How to use AI for types of UX research
AI will have different benefits for different types of UX research. For example, for user interviews you may find its transcription and summarization features helpful. For surveys you may want its help tagging open-ends.
Here’s how you might use AI for 5 common research methods:
- User interviews: Use AI to transcribe your calls, make notes for you, and tag them with key themes.
- User surveys: AI can help create and analyze unstructured open-ends in minutes.
- Competitive analysis: AI tools like Perplexity can help you gather and sort data about competitor products.
AI is useful for certain parts of your workflow regardless of the method you’re using. For example you can always use AI to help prepare for your research study (e.g., writing a discussion guide or research plan), as well as for writing your final research report.
Interested in learning more about the future of AI and UX Research? Read our detailed guide here.
How to use ChatGPT for UX research
One of the easiest ways to get started with trying AI out in UX research is to test use cases with ChatGPT. While it’s not a research-specific tool, you can use it in meaningful ways to speed up your workflow:
- Brainstorming: Ask ChatGPT for ideas on research questions or user personas. It might suggest angles you hadn't thought of before.

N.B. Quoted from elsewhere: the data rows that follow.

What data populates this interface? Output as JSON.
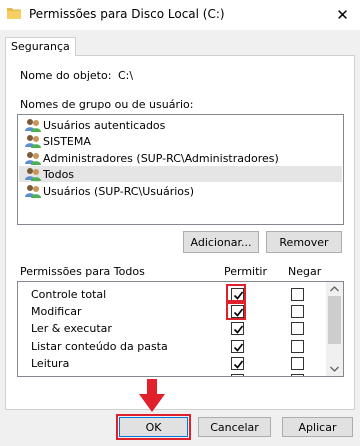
{
  "window": {
    "title": "Permissões para Disco Local (C:)",
    "close_glyph": "✕"
  },
  "tabs": [
    {
      "label": "Segurança"
    }
  ],
  "object": {
    "label": "Nome do objeto:",
    "value": "C:\\"
  },
  "groups": {
    "label": "Nomes de grupo ou de usuário:",
    "items": [
      {
        "label": "Usuários autenticados",
        "icon": "users-icon"
      },
      {
        "label": "SISTEMA",
        "icon": "users-icon"
      },
      {
        "label": "Administradores (SUP-RC\\Administradores)",
        "icon": "users-icon"
      },
      {
        "label": "Todos",
        "icon": "users-icon",
        "selected": true
      },
      {
        "label": "Usuários (SUP-RC\\Usuários)",
        "icon": "users-icon"
      }
    ]
  },
  "buttons": {
    "add": "Adicionar...",
    "remove": "Remover",
    "ok": "OK",
    "cancel": "Cancelar",
    "apply": "Aplicar"
  },
  "permissions": {
    "header": "Permissões para Todos",
    "allow_header": "Permitir",
    "deny_header": "Negar",
    "rows": [
      {
        "name": "Controle total",
        "allow": true,
        "deny": false,
        "highlighted": true
      },
      {
        "name": "Modificar",
        "allow": true,
        "deny": false,
        "highlighted": true
      },
      {
        "name": "Ler & executar",
        "allow": true,
        "deny": false
      },
      {
        "name": "Listar conteúdo da pasta",
        "allow": true,
        "deny": false
      },
      {
        "name": "Leitura",
        "allow": true,
        "deny": false
      }
    ]
  },
  "colors": {
    "accent": "#0078d7",
    "annotation": "#e0202a"
  }
}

- Writing tasks: Use it to draft survey questions or user test scripts. It can help you word things clearly and avoid jargon.
- Data summary: Feed it user comments and ask for a summary of main points. This can give you a quick overview of user feedback.
- Quick answers: Ask it UX-related questions to get a starting point for your research. For example, "What are common usability issues in mobile apps?"
Here’s a set of prompts to get you started.
Remember, always double-check ChatGPT's output. It can make mistakes or be biased. Think of it as a helpful assistant, not a replacement for your expertise.
In the end, AI is a powerful tool, not a replacement for UX researchers.
By learning to work with AI, we can do our jobs better and create even better user experiences. We can use AI to handle the time-consuming parts of our job, freeing us up to do what humans do best: understand other humans.